GÂH BÂŞED GÂH NEBÂŞED
Bazı olur, bazı da olmaz.
GÂH Ü BÎ-GÂH
Sıralı sırasız, vakitli vakitsiz.
GÂH Ü NA-GÂH
Vakitli vakitsiz, zamanlı zamansız.
GAHEB
Gaflet.
GÂHÎ
(Gehî) Arasıra, zaman zaman.
GAHVARE
f. Beşik.
GAİB
Göz önünde bulunmayan, hazırda olmayan. Kaybolmuş olan. Görünmeyen âlem. * Gr: Üçüncü şahıs, hazırda olmayan kimse.
GAİBÂNE
f. Hazırda görünmeksizin, yüzyüze olmadan. Gizliden.
GAİLE
Dert, sıkıntı, baş belâsı. Tasa, zor iş. * Düşünce.
GAİLE-İ ZÂİLE
Sona eren sıkıntı, ardı kesilen elem.
GAİR
Gayret. * İnsan topluluğu.
GAİT
Necaset, neces, insan pisliği. * Çukur yer.

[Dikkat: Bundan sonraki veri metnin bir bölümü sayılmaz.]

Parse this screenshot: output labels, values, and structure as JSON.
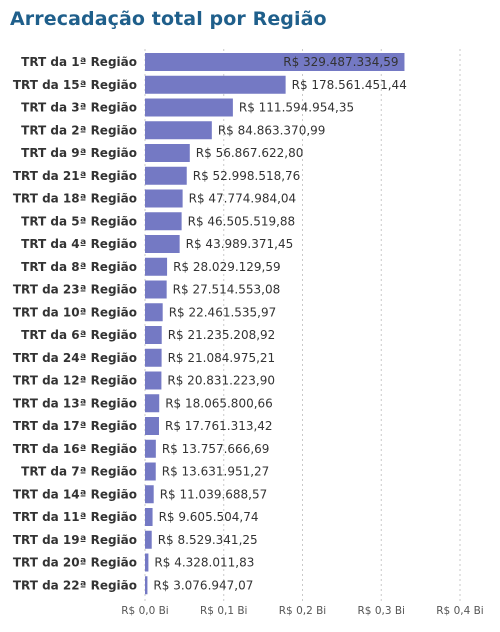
{
  "chart_data": {
    "type": "bar",
    "orientation": "horizontal",
    "title": "Arrecadação total por Região",
    "categories": [
      "TRT da 1ª Região",
      "TRT da 15ª Região",
      "TRT da 3ª Região",
      "TRT da 2ª Região",
      "TRT da 9ª Região",
      "TRT da 21ª Região",
      "TRT da 18ª Região",
      "TRT da 5ª Região",
      "TRT da 4ª Região",
      "TRT da 8ª Região",
      "TRT da 23ª Região",
      "TRT da 10ª Região",
      "TRT da 6ª Região",
      "TRT da 24ª Região",
      "TRT da 12ª Região",
      "TRT da 13ª Região",
      "TRT da 17ª Região",
      "TRT da 16ª Região",
      "TRT da 7ª Região",
      "TRT da 14ª Região",
      "TRT da 11ª Região",
      "TRT da 19ª Região",
      "TRT da 20ª Região",
      "TRT da 22ª Região"
    ],
    "values": [
      329487334.59,
      178561451.44,
      111594954.35,
      84863370.99,
      56867622.8,
      52998518.76,
      47774984.04,
      46505519.88,
      43989371.45,
      28029129.59,
      27514553.08,
      22461535.97,
      21235208.92,
      21084975.21,
      20831223.9,
      18065800.66,
      17761313.42,
      13757666.69,
      13631951.27,
      11039688.57,
      9605504.74,
      8529341.25,
      4328011.83,
      3076947.07
    ],
    "value_labels": [
      "R$ 329.487.334,59",
      "R$ 178.561.451,44",
      "R$ 111.594.954,35",
      "R$ 84.863.370,99",
      "R$ 56.867.622,80",
      "R$ 52.998.518,76",
      "R$ 47.774.984,04",
      "R$ 46.505.519,88",
      "R$ 43.989.371,45",
      "R$ 28.029.129,59",
      "R$ 27.514.553,08",
      "R$ 22.461.535,97",
      "R$ 21.235.208,92",
      "R$ 21.084.975,21",
      "R$ 20.831.223,90",
      "R$ 18.065.800,66",
      "R$ 17.761.313,42",
      "R$ 13.757.666,69",
      "R$ 13.631.951,27",
      "R$ 11.039.688,57",
      "R$ 9.605.504,74",
      "R$ 8.529.341,25",
      "R$ 4.328.011,83",
      "R$ 3.076.947,07"
    ],
    "xlim": [
      0,
      400000000
    ],
    "x_ticks": [
      0,
      100000000,
      200000000,
      300000000,
      400000000
    ],
    "x_tick_labels": [
      "R$ 0,0 Bi",
      "R$ 0,1 Bi",
      "R$ 0,2 Bi",
      "R$ 0,3 Bi",
      "R$ 0,4 Bi"
    ],
    "grid": true,
    "bar_color": "#7479c4",
    "title_color": "#1f5f8b"
  }
}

Düz ve geniş yer.
GAİYYE
Bir şeyin sebeb ve neticesini ileri süren felsefe mesleği. * Maksad ve gayeye âit. Son ile alâkalı. Gaye, maksad ve neticeye mensup ve müteallik. (Fr.: Finalizm)
GAİZ
Kızgın, öfkeli, gayzlı.
GAİZA
Yere batan sular, eksilen su. * Bir malın değerinin eksilmesi, azalması.
GAK
Karga sesi.
GAKFEKA
Doğan sesi.
GAL
(C: Gılâl) Ağaçlı çukur yer. * Muz ağacı. * Selem ağacının bittiği yer. * Bir ot cinsi.
GAL
(Gâle) f. Uzak, baid, ırak.
GALA
Yüksek kıymet, pahalılık. * Bir şeyin haddini aşması.